Haley tried. Now it’s Biden’s turn.
Nikki Haley appears destined to be remembered as an American Cassandra. The former U.N. ambassador and South Carolina governor warned Republicans against rallying behind Donald Trump for a third straight presidential election, both because she doesn’t think he can win in November and because she rejects his crude repudiation of traditional conservative principles. Though a meaningful swath of the GOP gravitated toward her message, she failed to win any primaries except D.C. and Vermont, got swamped on Super Tuesday, and suspended her campaign the next day.
Haley’s defeat confirmed Trump’s domination of the Republican Party, extinguishing the last hope of “Never Trump” conservatives that the former president could be stopped if only he faced a head-to-head race against a credible alternative. That might have been true in 2016, but, in hindsight, it’s clear Haley couldn’t have won the 2024 nomination even if she had cobbled together the GOP blocs that eight years ago supported Sen. Marco Rubio (Fla.) and then-ohio Gov. John Kasich. Her ideas, especially her adherence to internationalism in foreign policy, are just not that popular among Republicans anymore after Trump attacked them. And her argument that Trump will be unelectable in November lost credibility with each new poll showing him leading President Joe Biden.

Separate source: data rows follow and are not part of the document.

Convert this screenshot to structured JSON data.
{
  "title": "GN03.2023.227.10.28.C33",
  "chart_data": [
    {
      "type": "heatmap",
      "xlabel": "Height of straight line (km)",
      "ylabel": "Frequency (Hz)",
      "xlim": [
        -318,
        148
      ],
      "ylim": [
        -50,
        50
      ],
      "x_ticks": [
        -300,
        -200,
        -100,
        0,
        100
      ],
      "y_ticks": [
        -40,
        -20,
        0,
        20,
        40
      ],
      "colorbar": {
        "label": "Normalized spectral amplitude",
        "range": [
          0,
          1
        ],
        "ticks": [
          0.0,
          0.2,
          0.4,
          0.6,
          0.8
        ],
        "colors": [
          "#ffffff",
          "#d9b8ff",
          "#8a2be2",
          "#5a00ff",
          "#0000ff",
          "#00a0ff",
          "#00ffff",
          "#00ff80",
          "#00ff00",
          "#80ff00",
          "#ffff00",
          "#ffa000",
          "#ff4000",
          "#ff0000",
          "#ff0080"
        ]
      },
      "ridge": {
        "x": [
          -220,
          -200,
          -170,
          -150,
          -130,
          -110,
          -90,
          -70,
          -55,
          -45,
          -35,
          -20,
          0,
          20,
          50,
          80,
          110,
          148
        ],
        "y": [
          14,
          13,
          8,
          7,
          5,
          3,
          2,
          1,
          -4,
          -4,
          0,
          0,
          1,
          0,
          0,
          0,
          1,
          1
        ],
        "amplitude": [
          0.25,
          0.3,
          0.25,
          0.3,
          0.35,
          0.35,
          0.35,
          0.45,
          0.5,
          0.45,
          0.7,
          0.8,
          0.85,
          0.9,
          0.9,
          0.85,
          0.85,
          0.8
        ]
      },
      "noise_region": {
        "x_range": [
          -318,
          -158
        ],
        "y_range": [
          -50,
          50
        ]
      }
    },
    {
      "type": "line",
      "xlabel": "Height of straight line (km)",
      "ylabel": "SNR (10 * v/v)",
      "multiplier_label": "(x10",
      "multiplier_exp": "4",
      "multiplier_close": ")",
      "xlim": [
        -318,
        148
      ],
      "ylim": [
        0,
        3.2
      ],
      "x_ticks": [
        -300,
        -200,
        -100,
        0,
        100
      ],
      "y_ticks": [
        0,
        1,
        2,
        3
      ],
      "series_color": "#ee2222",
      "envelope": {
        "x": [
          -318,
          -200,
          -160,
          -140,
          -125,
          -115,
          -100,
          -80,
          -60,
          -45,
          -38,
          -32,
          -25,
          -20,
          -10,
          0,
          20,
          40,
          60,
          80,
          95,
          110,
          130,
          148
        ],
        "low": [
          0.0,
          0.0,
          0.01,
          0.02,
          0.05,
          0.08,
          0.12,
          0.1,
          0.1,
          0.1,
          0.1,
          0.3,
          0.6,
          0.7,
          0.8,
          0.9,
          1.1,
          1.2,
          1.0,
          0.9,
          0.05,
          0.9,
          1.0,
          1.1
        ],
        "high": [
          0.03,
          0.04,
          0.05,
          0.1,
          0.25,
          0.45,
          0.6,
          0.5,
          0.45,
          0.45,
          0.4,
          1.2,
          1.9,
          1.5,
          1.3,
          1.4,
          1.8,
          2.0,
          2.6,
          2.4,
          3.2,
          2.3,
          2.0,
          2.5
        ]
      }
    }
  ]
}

Haley was out of touch with the GOP primary electorate — to her credit. She talked about the “chaos, vendettas and drama” that follow Trump everywhere he goes. She accused him of being unable to distinguish right from wrong. She hit him for catering to Russian dictator Vladimir Putin. These arguments resonated with suburban women, college-educated whites, independents and moderates — groups among which she ran relatively well. Yet they failed to convince the many people in the party who have embraced Trump’s lie that the 2020 election was stolen. Exit polls show
that only 3 in 10 Republican primary voters in North Carolina and California on Tuesday believe Biden legitimately won. Trump won more than 90 percent of people who see the sitting president as illegitimate.
Bowing out of the race on Wednesday, Haley nodded to her substantive differences with Trump. She emphasized the need to stand by Ukraine. “Our world is on fire because of America’s retreat,” she said. “If we retreat further, there will be more war, not less.” Haley added that Americans “must turn away from the darkness of hatred and division.” Referring to the $8 trillion Trump added to the national debt during his presidency, she made one last pitch for fiscal discipline: “Our national debt will eventually crush our economy,” she said.
To be sure, the nobility of Haley’s stand against Trump was mitigated by her previous participation in his administration. The all-out anti-trump message of her campaign’s closing days was different from her initial attempts to have it both ways, opposing him while saying he had been “the right president at the right time.”
In any case, Haley now joins the millions of Americans who do not feel at home politically in either party. Haley’s defeat, coming at approximately the same time as the departure from politics of such moderates as Sens. Kyrsten Sinema (I-ariz.), Joe Manchin III (D-W.VA.) and Mitt Romney (R-utah), along with the retirement of 14 House Republicans fed up with that body’s dysfunction, feels like part of a broader center-right collapse. Almost all that’s remaining on the right is the Trump wing of the GOP and those who are willing to do business with it — including Senate Minority Leader Mitch Mcconnell (Ky.), who despises Trump but nevertheless just endorsed him.
The choice is now between Trump and Biden. The race will be won in eight months by whichever candidate best appeals to voters who don’t like either of them. Trump likely won’t try to unify. Biden should, by criticizing Trump not just on personality but also on policy, and by laying out a specific vision that inspires a feeling about U.S. democracy many seem to lack: confidence.